The trial will treat pancreatic cancer patients - in whom tumours have grown too big for surgery but have not yet spread to other parts of the body - with olaparib (marketed for ovarian cancer by AstraZeneca as Lynparza) alongside standard treatment with chemoradiation.
The first stage of the trial aims to seek the safest dose of the PARP-1 inhibitor, while the second part will assess whether the combination can shrink tumours to a size small enough for surgical removal.
"This is the first time we're looking at ways to make pancreatic cancer cells more sensitive to radiotherapy," said Professor Jeff Evans, chief investigator at the University of Glasgow. "One way to make pancreatic cancer a more treatable disease is to shrink the tumour enough to make surgery a possibility and we hope to see that happen in this trial."

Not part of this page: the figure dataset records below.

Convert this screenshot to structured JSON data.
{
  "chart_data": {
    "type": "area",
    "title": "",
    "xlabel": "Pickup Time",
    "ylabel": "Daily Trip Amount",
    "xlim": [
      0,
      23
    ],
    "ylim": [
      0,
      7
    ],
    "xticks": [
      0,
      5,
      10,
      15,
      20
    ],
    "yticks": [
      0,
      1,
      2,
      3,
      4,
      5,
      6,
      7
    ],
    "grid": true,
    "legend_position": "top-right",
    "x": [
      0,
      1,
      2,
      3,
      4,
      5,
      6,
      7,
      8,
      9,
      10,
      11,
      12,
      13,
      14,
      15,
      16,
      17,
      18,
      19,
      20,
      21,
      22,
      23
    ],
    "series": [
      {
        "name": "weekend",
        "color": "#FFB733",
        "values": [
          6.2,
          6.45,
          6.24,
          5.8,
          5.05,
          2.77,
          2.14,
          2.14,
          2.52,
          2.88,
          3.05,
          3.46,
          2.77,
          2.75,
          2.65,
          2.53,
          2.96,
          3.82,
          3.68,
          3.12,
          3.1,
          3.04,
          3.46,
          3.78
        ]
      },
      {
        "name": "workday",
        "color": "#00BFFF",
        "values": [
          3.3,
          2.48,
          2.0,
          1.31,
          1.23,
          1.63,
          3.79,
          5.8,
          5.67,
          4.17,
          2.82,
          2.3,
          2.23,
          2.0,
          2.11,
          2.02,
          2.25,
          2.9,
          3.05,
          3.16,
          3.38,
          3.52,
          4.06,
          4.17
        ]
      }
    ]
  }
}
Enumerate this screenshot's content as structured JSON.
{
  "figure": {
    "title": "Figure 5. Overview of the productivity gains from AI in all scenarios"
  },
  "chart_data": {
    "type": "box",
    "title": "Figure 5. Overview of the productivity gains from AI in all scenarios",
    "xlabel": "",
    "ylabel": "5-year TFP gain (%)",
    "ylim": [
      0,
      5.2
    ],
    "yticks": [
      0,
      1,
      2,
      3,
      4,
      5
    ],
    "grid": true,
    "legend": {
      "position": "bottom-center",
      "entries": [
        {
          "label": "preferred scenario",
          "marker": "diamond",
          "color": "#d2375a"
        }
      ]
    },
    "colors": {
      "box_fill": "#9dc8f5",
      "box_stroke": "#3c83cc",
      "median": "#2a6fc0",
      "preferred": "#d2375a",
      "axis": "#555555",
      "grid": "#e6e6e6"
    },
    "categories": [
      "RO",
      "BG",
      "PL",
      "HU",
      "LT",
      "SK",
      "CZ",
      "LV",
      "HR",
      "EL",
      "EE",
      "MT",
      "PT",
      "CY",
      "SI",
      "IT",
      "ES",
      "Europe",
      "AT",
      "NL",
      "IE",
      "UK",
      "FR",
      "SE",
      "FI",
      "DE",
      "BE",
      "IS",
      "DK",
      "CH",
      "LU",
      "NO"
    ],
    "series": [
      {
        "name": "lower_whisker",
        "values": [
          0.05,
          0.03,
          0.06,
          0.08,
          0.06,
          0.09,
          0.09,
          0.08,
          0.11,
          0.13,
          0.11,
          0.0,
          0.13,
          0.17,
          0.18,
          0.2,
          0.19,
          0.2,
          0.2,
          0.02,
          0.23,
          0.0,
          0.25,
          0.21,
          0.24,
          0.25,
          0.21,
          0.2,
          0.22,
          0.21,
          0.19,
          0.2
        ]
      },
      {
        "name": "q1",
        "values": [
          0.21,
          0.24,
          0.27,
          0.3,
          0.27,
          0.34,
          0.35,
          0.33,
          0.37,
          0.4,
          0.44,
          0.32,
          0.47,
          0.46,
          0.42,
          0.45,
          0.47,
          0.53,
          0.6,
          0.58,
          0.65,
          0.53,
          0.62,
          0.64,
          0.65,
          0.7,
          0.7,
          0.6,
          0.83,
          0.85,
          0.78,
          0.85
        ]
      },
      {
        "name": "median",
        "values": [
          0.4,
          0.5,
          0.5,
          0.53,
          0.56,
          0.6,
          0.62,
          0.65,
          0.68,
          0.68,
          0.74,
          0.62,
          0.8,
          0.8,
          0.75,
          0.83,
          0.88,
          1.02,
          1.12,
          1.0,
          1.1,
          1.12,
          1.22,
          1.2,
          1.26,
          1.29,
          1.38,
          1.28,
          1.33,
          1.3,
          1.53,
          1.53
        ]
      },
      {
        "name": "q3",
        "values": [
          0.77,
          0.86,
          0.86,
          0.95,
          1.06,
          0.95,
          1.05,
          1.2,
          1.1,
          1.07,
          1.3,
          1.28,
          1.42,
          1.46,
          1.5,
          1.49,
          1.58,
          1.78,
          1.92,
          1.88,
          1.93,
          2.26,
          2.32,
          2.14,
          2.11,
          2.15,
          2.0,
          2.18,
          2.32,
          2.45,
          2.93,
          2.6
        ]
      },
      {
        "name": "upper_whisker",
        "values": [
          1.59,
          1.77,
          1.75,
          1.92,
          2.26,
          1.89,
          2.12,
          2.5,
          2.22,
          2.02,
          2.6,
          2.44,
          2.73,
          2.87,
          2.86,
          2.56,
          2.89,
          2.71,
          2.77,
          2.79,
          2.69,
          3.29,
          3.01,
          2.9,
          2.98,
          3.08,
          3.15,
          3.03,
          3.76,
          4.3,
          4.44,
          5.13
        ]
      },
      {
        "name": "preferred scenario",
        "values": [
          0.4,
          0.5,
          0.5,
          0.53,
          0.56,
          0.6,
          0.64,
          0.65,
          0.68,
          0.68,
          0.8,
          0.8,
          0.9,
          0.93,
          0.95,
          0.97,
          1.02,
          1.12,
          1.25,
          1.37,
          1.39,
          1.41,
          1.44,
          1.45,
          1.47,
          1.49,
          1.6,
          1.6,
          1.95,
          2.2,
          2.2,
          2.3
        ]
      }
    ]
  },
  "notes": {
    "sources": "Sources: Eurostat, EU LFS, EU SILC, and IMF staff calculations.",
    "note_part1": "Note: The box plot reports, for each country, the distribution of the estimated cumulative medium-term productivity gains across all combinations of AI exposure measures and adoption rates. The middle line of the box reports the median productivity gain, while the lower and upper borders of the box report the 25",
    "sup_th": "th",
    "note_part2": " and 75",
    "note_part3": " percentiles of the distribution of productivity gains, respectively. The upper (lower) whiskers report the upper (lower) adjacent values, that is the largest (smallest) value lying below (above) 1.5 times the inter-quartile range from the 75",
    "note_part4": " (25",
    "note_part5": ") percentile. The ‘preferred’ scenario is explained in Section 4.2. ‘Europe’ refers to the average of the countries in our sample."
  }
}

"Around 9,400 people are diagnosed with pancreatic cancer each year in the UK and it remains a very difficult disease to spot at an early stage, making it much harder to treat," noted Professor Peter Johnson, Cancer Research UK's chief clinician. "Despite this we are making steady progress through research and trials like this one."
The charity recently said it has tripled investment in pancreatic cancer research - streaming £18 million into the field in the 2015/16 compared to £6 million the prior year - as it strives to tackle rising rates and poor survival.